Dublin lady Audrey Russell became the BBC’s first female news reporter and the first woman to be accredited as a war correspondent

 

The story of how Dublin girl Audrey Russell went from ‘Actress’ to internationally known ‘Reporter’ is one that happened by chance, brought about by a world at war.

Born in Dublin on the 29th of June 1906 (Muriel) Audrey Russell was the only child of John Strangman Russell of Dublin, director of the family woollen mill, and his wife Muriel Metcalfe. Muriel was actually a sister of E. Dudley (Fruity) Metcalfe, a very close friend of the Prince of Wales, later Edward VIII and duke of Windsor, who gave up his throne to marry Mrs Simpson. (Fruity himself was married to ‘Baba’ Curzon, a daughter of George Curzon, the Viceroy of India.)

The 1901 census finds Audrey, then aged 4, residing with her parents on Raglan Road in Ballsbridge, Dublin.

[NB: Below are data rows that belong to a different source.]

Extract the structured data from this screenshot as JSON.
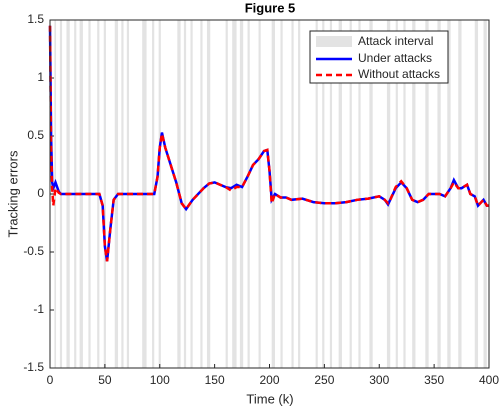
{
  "chart_data": {
    "type": "line",
    "title": "Figure 5",
    "xlabel": "Time (k)",
    "ylabel": "Tracking errors",
    "xlim": [
      0,
      400
    ],
    "ylim": [
      -1.5,
      1.5
    ],
    "xticks": [
      0,
      50,
      100,
      150,
      200,
      250,
      300,
      350,
      400
    ],
    "yticks": [
      -1.5,
      -1,
      -0.5,
      0,
      0.5,
      1,
      1.5
    ],
    "attack": {
      "name": "Attack interval",
      "color": "#e3e3e3",
      "intervals": [
        [
          4,
          5.5
        ],
        [
          9,
          11
        ],
        [
          15,
          18
        ],
        [
          22,
          24
        ],
        [
          27,
          30
        ],
        [
          35,
          37
        ],
        [
          43,
          45
        ],
        [
          49,
          51
        ],
        [
          59,
          62
        ],
        [
          65,
          67
        ],
        [
          70,
          72
        ],
        [
          84,
          88
        ],
        [
          93,
          95
        ],
        [
          99,
          101
        ],
        [
          116,
          119
        ],
        [
          122,
          124
        ],
        [
          128,
          130
        ],
        [
          137,
          139
        ],
        [
          143,
          146
        ],
        [
          160,
          162
        ],
        [
          166,
          170
        ],
        [
          173,
          176
        ],
        [
          180,
          182
        ],
        [
          190,
          192
        ],
        [
          202,
          205
        ],
        [
          210,
          212
        ],
        [
          220,
          222
        ],
        [
          226,
          228
        ],
        [
          242,
          244
        ],
        [
          248,
          250
        ],
        [
          255,
          257
        ],
        [
          263,
          266
        ],
        [
          273,
          275
        ],
        [
          281,
          283
        ],
        [
          291,
          294
        ],
        [
          307,
          310
        ],
        [
          315,
          317
        ],
        [
          322,
          324
        ],
        [
          330,
          333
        ],
        [
          342,
          345
        ],
        [
          353,
          356
        ],
        [
          362,
          365
        ],
        [
          372,
          375
        ],
        [
          387,
          390
        ],
        [
          395,
          398
        ]
      ]
    },
    "x": [
      0,
      1,
      2,
      3,
      5,
      8,
      10,
      45,
      48,
      50,
      52,
      55,
      58,
      62,
      95,
      98,
      100,
      102,
      105,
      110,
      115,
      120,
      124,
      130,
      140,
      145,
      150,
      155,
      160,
      165,
      170,
      175,
      180,
      185,
      190,
      195,
      198,
      200,
      202,
      205,
      210,
      215,
      220,
      230,
      240,
      250,
      260,
      270,
      280,
      290,
      300,
      305,
      308,
      310,
      315,
      320,
      325,
      330,
      335,
      340,
      345,
      350,
      355,
      360,
      365,
      368,
      372,
      375,
      380,
      383,
      387,
      390,
      395,
      398,
      400
    ],
    "series": [
      {
        "name": "Under attacks",
        "color": "#0000ff",
        "dash": false,
        "values": [
          1.45,
          0.5,
          0.1,
          0.05,
          0.1,
          0.02,
          0,
          0,
          -0.1,
          -0.45,
          -0.58,
          -0.3,
          -0.05,
          0,
          0,
          0.15,
          0.4,
          0.53,
          0.4,
          0.25,
          0.1,
          -0.08,
          -0.13,
          -0.05,
          0.05,
          0.09,
          0.1,
          0.08,
          0.06,
          0.05,
          0.08,
          0.06,
          0.15,
          0.25,
          0.3,
          0.37,
          0.38,
          0.2,
          -0.05,
          0,
          -0.03,
          -0.03,
          -0.05,
          -0.04,
          -0.07,
          -0.08,
          -0.08,
          -0.07,
          -0.05,
          -0.04,
          -0.02,
          -0.05,
          -0.09,
          -0.05,
          0.05,
          0.1,
          0.05,
          -0.05,
          -0.07,
          -0.05,
          0,
          0,
          0,
          -0.02,
          0.05,
          0.12,
          0.05,
          0.05,
          0.08,
          0,
          -0.02,
          -0.1,
          -0.05,
          -0.1,
          -0.1
        ]
      },
      {
        "name": "Without attacks",
        "color": "#ff0000",
        "dash": true,
        "values": [
          1.45,
          0.4,
          0.05,
          -0.1,
          0.05,
          0.01,
          0,
          0,
          -0.1,
          -0.45,
          -0.58,
          -0.3,
          -0.05,
          0,
          0,
          0.15,
          0.4,
          0.52,
          0.4,
          0.25,
          0.1,
          -0.08,
          -0.13,
          -0.05,
          0.05,
          0.09,
          0.1,
          0.08,
          0.06,
          0.03,
          0.06,
          0.06,
          0.15,
          0.25,
          0.3,
          0.37,
          0.38,
          0.2,
          -0.08,
          0,
          -0.03,
          -0.03,
          -0.05,
          -0.04,
          -0.07,
          -0.08,
          -0.08,
          -0.07,
          -0.05,
          -0.04,
          -0.02,
          -0.05,
          -0.08,
          -0.05,
          0.06,
          0.11,
          0.05,
          -0.05,
          -0.07,
          -0.05,
          0,
          0,
          0,
          -0.02,
          0.05,
          0.1,
          0.05,
          0.05,
          0.08,
          0,
          -0.02,
          -0.1,
          -0.05,
          -0.1,
          -0.1
        ]
      }
    ]
  }
}
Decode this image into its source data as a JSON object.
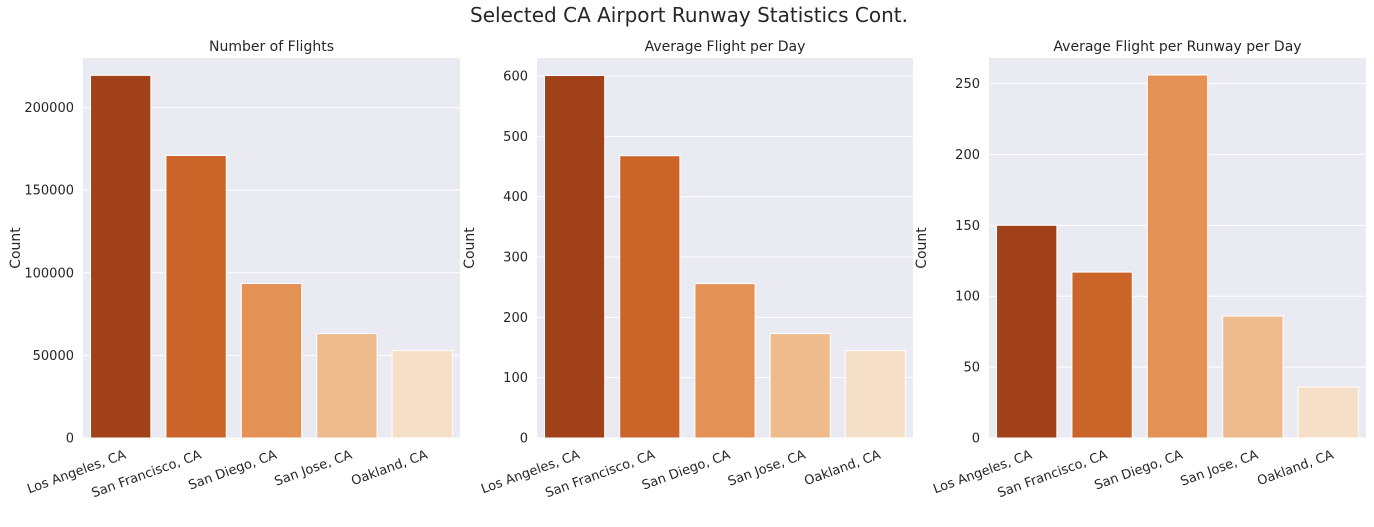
{
  "figure": {
    "suptitle": "Selected CA Airport Runway Statistics Cont."
  },
  "chart_data": [
    {
      "type": "bar",
      "title": "Number of Flights",
      "xlabel": "",
      "ylabel": "Count",
      "categories": [
        "Los Angeles, CA",
        "San Francisco, CA",
        "San Diego, CA",
        "San Jose, CA",
        "Oakland, CA"
      ],
      "values": [
        219500,
        171000,
        93500,
        63200,
        53000
      ],
      "ylim": [
        0,
        230000
      ],
      "yticks": [
        0,
        50000,
        100000,
        150000,
        200000
      ],
      "colors": [
        "#a0411a",
        "#cb6429",
        "#e49156",
        "#edbb8c",
        "#f6dfc8"
      ],
      "grid": true
    },
    {
      "type": "bar",
      "title": "Average Flight per Day",
      "xlabel": "",
      "ylabel": "Count",
      "categories": [
        "Los Angeles, CA",
        "San Francisco, CA",
        "San Diego, CA",
        "San Jose, CA",
        "Oakland, CA"
      ],
      "values": [
        601,
        468,
        256,
        173,
        145
      ],
      "ylim": [
        0,
        630
      ],
      "yticks": [
        0,
        100,
        200,
        300,
        400,
        500,
        600
      ],
      "colors": [
        "#a0411a",
        "#cb6429",
        "#e49156",
        "#edbb8c",
        "#f6dfc8"
      ],
      "grid": true
    },
    {
      "type": "bar",
      "title": "Average Flight per Runway per Day",
      "xlabel": "",
      "ylabel": "Count",
      "categories": [
        "Los Angeles, CA",
        "San Francisco, CA",
        "San Diego, CA",
        "San Jose, CA",
        "Oakland, CA"
      ],
      "values": [
        150,
        117,
        256,
        86,
        36
      ],
      "ylim": [
        0,
        268
      ],
      "yticks": [
        0,
        50,
        100,
        150,
        200,
        250
      ],
      "colors": [
        "#a0411a",
        "#cb6429",
        "#e49156",
        "#edbb8c",
        "#f6dfc8"
      ],
      "grid": true
    }
  ]
}
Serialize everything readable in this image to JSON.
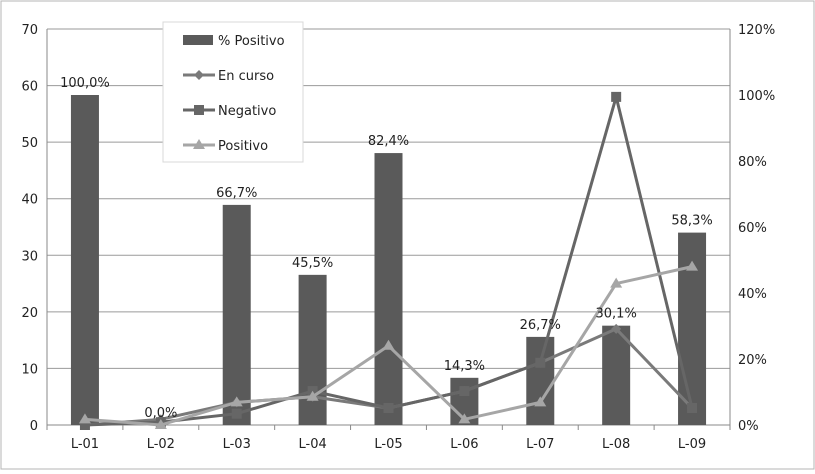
{
  "chart_data": {
    "type": "bar",
    "title": "",
    "xlabel": "",
    "ylabel": "",
    "categories": [
      "L-01",
      "L-02",
      "L-03",
      "L-04",
      "L-05",
      "L-06",
      "L-07",
      "L-08",
      "L-09"
    ],
    "ylim": [
      0,
      70
    ],
    "y_ticks": [
      "0",
      "10",
      "20",
      "30",
      "40",
      "50",
      "60",
      "70"
    ],
    "y2lim": [
      0,
      120
    ],
    "y2_ticks": [
      "0%",
      "20%",
      "40%",
      "60%",
      "80%",
      "100%",
      "120%"
    ],
    "grid": true,
    "legend_position": "top-left",
    "series": [
      {
        "name": "% Positivo",
        "type": "bar",
        "axis": "secondary",
        "color": "#5a5a5a",
        "values": [
          100.0,
          0.0,
          66.7,
          45.5,
          82.4,
          14.3,
          26.7,
          30.1,
          58.3
        ],
        "labels": [
          "100,0%",
          "0,0%",
          "66,7%",
          "45,5%",
          "82,4%",
          "14,3%",
          "26,7%",
          "30,1%",
          "58,3%"
        ]
      },
      {
        "name": "En curso",
        "type": "line",
        "axis": "primary",
        "marker": "diamond",
        "color": "#7a7a7a",
        "values": [
          0,
          1,
          4,
          5,
          3,
          6,
          11,
          17,
          3
        ]
      },
      {
        "name": "Negativo",
        "type": "line",
        "axis": "primary",
        "marker": "square",
        "color": "#666666",
        "values": [
          0,
          0.5,
          2,
          6,
          3,
          6,
          11,
          58,
          3
        ]
      },
      {
        "name": "Positivo",
        "type": "line",
        "axis": "primary",
        "marker": "triangle",
        "color": "#a6a6a6",
        "values": [
          1,
          0,
          4,
          5,
          14,
          1,
          4,
          25,
          28
        ]
      }
    ]
  }
}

From an Anglo-Irish, Church of Ireland background, Audrey’s parents were part of Dublin society, and her father led the life of a country gentleman. Hence Audrey was educated at home by governesses, and later at Southlands, a private boarding-school in Harrow, England; before going to a finishing school at the Villa St Georges in Neuilly, Paris.

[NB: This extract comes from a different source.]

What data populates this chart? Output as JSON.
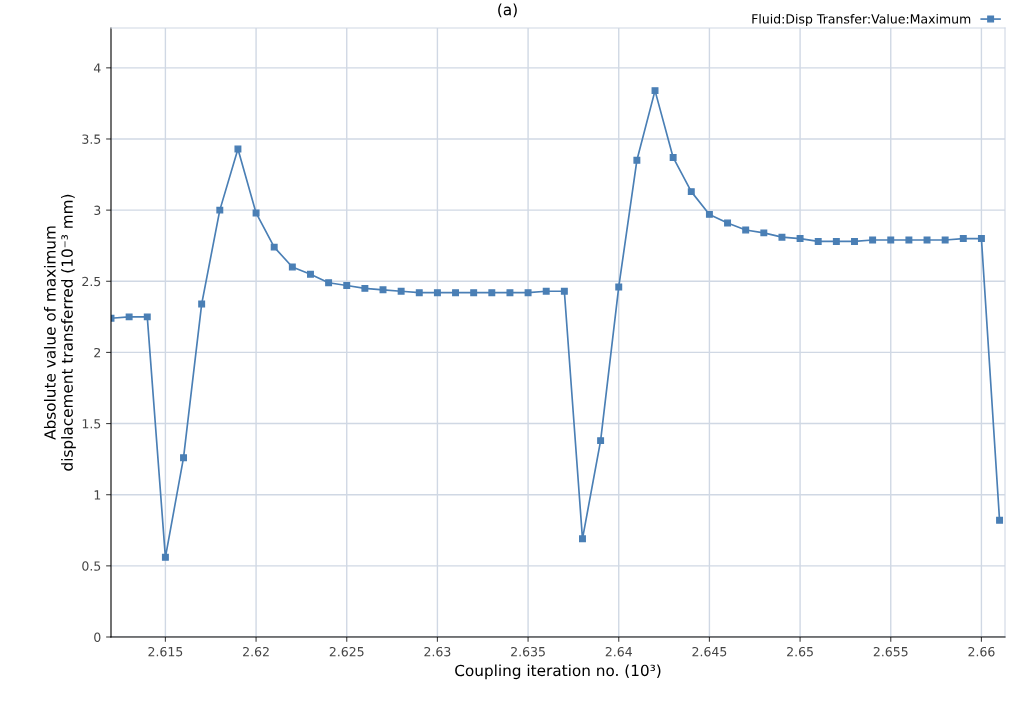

Returning in London, Audrey trained as an actress for six months at the Central School of Speech and Drama, and then worked for several years as a ‘theatre dogsbody’, preparing stage meals, understudying, and taking walk-on parts. She was assistant stage manager for Rodney Ackland’s play ‘After October’, which ran for a year in 1936, and then became stage manager for the Group Theatre, an avant-garde theatre club at the Westminster Theatre.